Sodium hydroxide is one of the most dangerous chemicals. It is one of the strongest alkaline, known as caustic soda or lye. It is white, odorless and non-volatile in aqueous solutions. It is not readily flammable. However, it is a highly reactive substance. It forms an exothermic solution with water, evolving heat which may ignite combustible materials nearby. Its reaction with other metals yields hydrogen gas which ignites in the presence of oxygen. Moreover, this substance is extremely corrosive.
This compound is found in many manufacturing plants. It is used in the following industrial purposes: manufacture of soaps, detergents and cleaning agents; processing of cotton and production of rayon and cellophane; processing of petroleum and natural gas; manufacture of pulp and paper; and various other chemical processing like pH control and acid neutralization. This chemical is also found in textile processing, vegetable oil refining, water treatment, manufacture of glass, preparation of adhesives, and stabilization of sodium hypochlorite. It is used in the processing of aluminum and degreasing of metals.
This compound is either used in industries as a pure solid substance or in solutions with water at varying concentrations. It may be found with impurities like sodium chloride, sodium carbonate, and metals like iron and nickel.
This chemical is known in chemistry to be one of the most dangerous substances that must be handled with extreme caution.

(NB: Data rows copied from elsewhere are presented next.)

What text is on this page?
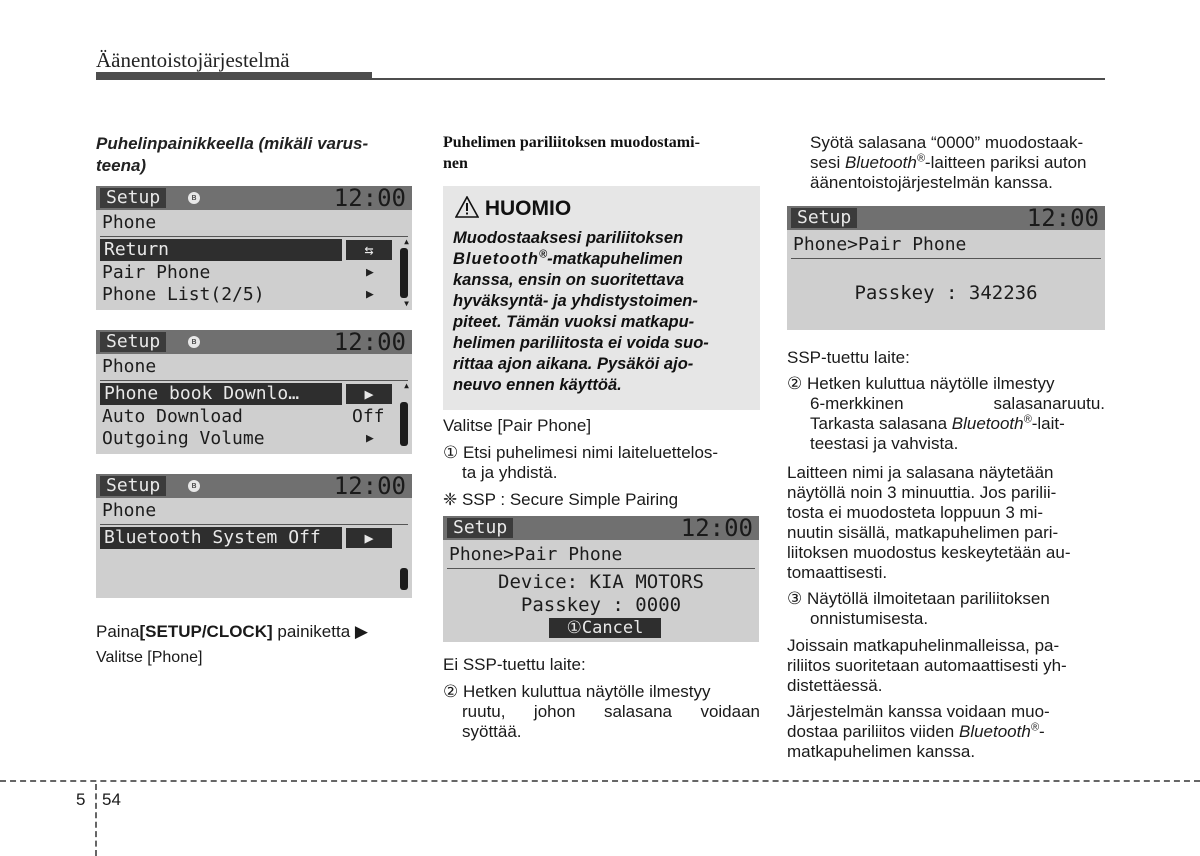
Äänentoistojärjestelmä
Puhelinpainikkeella (mikäli varus-
teena)
Setup	ʙ	12:00
Phone
Return	⇆
Pair Phone	▶
Phone List(2/5)	▶
▲
▼
Setup	ʙ	12:00
Phone
Phone book Downlo…	▶
Auto Download	Off
Outgoing Volume	▶
▲
Setup	ʙ	12:00
Phone
Bluetooth System Off	▶
Paina[SETUP/CLOCK] painiketta ▶
Valitse [Phone]
Puhelimen pariliitoksen muodostami-
nen
HUOMIO
Muodostaaksesi pariliitoksen
Bluetooth®-matkapuhelimen
kanssa, ensin on suoritettava
hyväksyntä- ja yhdistystoimen-
piteet. Tämän vuoksi matkapu-
helimen pariliitosta ei voida suo-
rittaa ajon aikana. Pysäköi ajo-
neuvo ennen käyttöä.
Valitse [Pair Phone]
① Etsi puhelimesi nimi laiteluettelos-
ta ja yhdistä.
❈ SSP : Secure Simple Pairing
Setup	12:00
Phone>Pair Phone
Device: KIA MOTORS
Passkey : 0000
①Cancel
Ei SSP-tuettu laite:
② Hetken kuluttua näytölle ilmestyy
ruutu, johon salasana voidaan
syöttää.
Syötä salasana “0000” muodostaak-
sesi Bluetooth®-laitteen pariksi auton
äänentoistojärjestelmän kanssa.
Setup	12:00
Phone>Pair Phone
Passkey : 342236
SSP-tuettu laite:
② Hetken kuluttua näytölle ilmestyy
6-merkkinen salasanaruutu.
Tarkasta salasana Bluetooth®-lait-
teestasi ja vahvista.
Laitteen nimi ja salasana näytetään
näytöllä noin 3 minuuttia. Jos parilii-
tosta ei muodosteta loppuun 3 mi-
nuutin sisällä, matkapuhelimen pari-
liitoksen muodostus keskeytetään au-
tomaattisesti.
③ Näytöllä ilmoitetaan pariliitoksen
onnistumisesta.
Joissain matkapuhelinmalleissa, pa-
riliitos suoritetaan automaattisesti yh-
distettäessä.
Järjestelmän kanssa voidaan muo-
dostaa pariliitos viiden Bluetooth®-
matkapuhelimen kanssa.
5 54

This alkaline substance does not form vapors but may form aerosol dust which can be inhaled. Reports from cases of inhalation of caustic soda suggest that this compound has the ability to irritate the respiratory tract lining. A lung injury known as pulmonary edema or the accumulation of fluid in the lungs may happen. Workers exposed to a hot mist of this compound in unventilated area will experience tightness of chest, difficulty in breathing, and cough. This is due to the bodys defense mechanism against the irritant. There was a reported case of a man who sustained severe pulmonary injury due to inhalation of aerosol containing the substance. This happened when water was poured onto sodium hydroxide pellets.
Sodium hydroxide is one of the strongest alkaline with a chemical formula NaOH. It is also known as lye or caustic soda. Industries use this compound in manufacturing paper, pulp, textiles, soap, and many cleaning agents. This strong base forms heat-evolving solutions with water. It undergoes chemical reaction with acids, acidic oxides and some transition metals. Precautions in handling this substance must be observed because of its corrosiveness. The compound causes irritation and injury on any part of the body that comes in contact with it. Skin contact with this hydroxide causes burning, ulceration and permanent scars. The severity of this damage depends on the length that the alkaline stays on the skin and the concentration or the amount of chemical that comes in contact with the skin tissue. When the mist or tiny particles of the compound is inhaled, the lining of the upper respiratory tract suffers from the exposure, manifesting symptoms like runny nose, sneezing and coughing. Depending on the amount of substance inhaled, respiratory exposure could lead to severe irritation with congestion and pulmonary edema, the build up of fluid in the lungs. Ingestion of the compound can lead to burning of the mouth and throat. The gastric lining can suffer from irritation and in severe cases it may rupture and bleed. Other symptoms of gastrointestinal irritation also occur such as vomiting and diarrhea. Death may occur in extreme cases. The strong alkaline may cause blindness due to corneal damage and clouding. These health hazards prompt the proper care and handling of the alkaline. Accidents are, however, unavoidable sometimes.